BOONE — Raymond Christian, a Boone resident for 16 years, has been chosen as a Fulbright Scholar for expertise in Education and Storytelling Narrative, a prestigious and highly competitive award gifted by the US Department of State’s Bureau of Educational and Cultural Affairs. Chosen specialists serve three-year appointments as expert consultants on research, curriculum, faculty development and related subjects in more than 140 countries around the world.
Christian’s life began in the urban slums of Richmond which he escaped by joining the U.S. Army at the age of 17, serving as an infantryman and paratrooper for 20 years. After retiring, Christian went back to school and earned a bachelor’s degree in Liberal Arts, a master’s degree in Public History and a EdS/EdD in Education Leaderships, researching the relationship between parental behavior and African American academic success. He then moved to Boone in 2004 and worked as an adjunct professor at Appalachian State University in the Departments of History and General Education, teaching among other courses “The Souls of Black Folks: An Examination of African American Social Culture” and “Storytelling: Life in the Narrative.”
Christian began his storytelling career in Boone and has gone on to have record breaking success in the industry.
He was recognized by The Bitter Southerner magazine as the most well-known southern storyteller in the country and later as a 12-time Moth Story Slam Champion. He was the winner of the 2016 National Storytelling Festival Story Slam, and his stories have appeared twice in Reader’s Digest, both in the 2016 Best Stories in America and the 2017 American Heroes issues.
He was selected as the 2017 Serenbe France Focus Storytelling Fellow, and his stories have been featured regularly on several NPR radio shows including, The Moth Radio Hour, Snap Judgement and Backstory.
Christian has also made several appearances on the Moth Mainstage and was a featured performer on the 2018 Snap Judgement Live! Tour.
About his work, Christian said, “Because my cultural heritage is steeped in a strong value for oral traditions and storytelling, I am deeply interested in preservation of oral traditions while embracing new applications in an education, cross-cultural and global context.”
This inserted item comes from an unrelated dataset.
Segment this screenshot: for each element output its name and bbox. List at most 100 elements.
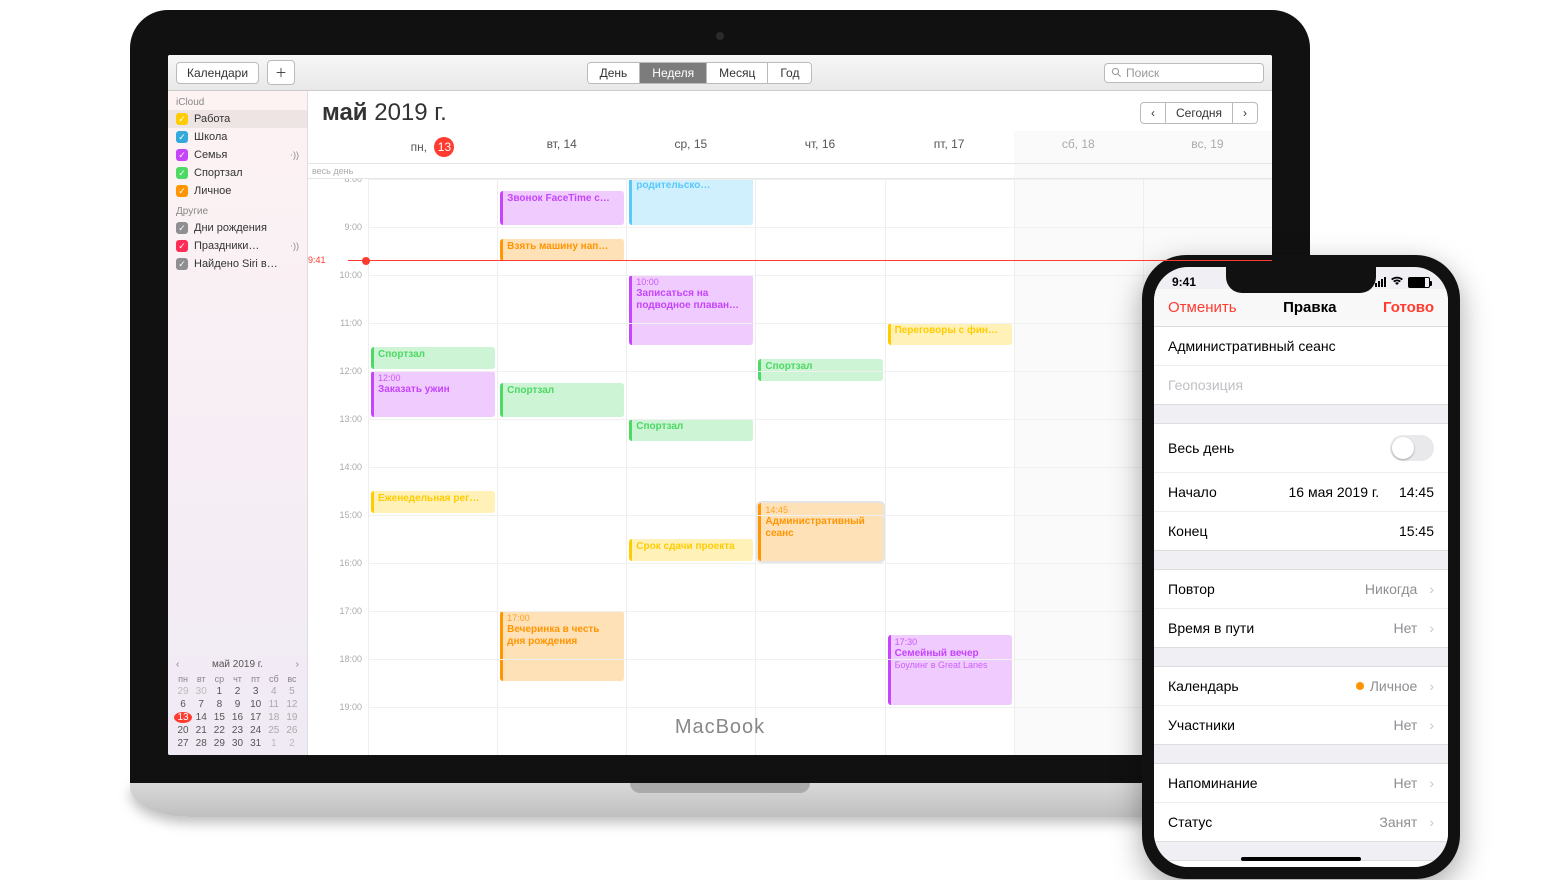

Christian believes that his combined academic training and professional experience has given him unique expertise in the use of personal narrative and storytelling as a pedagogical tool, a research method, a method of cultural transmission, a historical artifact and a method of global cultural engagement. He hopes to use his expertise to teach faculty and students at institutions abroad about narrative as a tool, both in qualitative research and to enhance global cultural understanding.
Christian currently lives in Boone and produces his own podcast “What’s Ray Saying” where he uses history, storytelling and social commentary to explore the Black experience in America.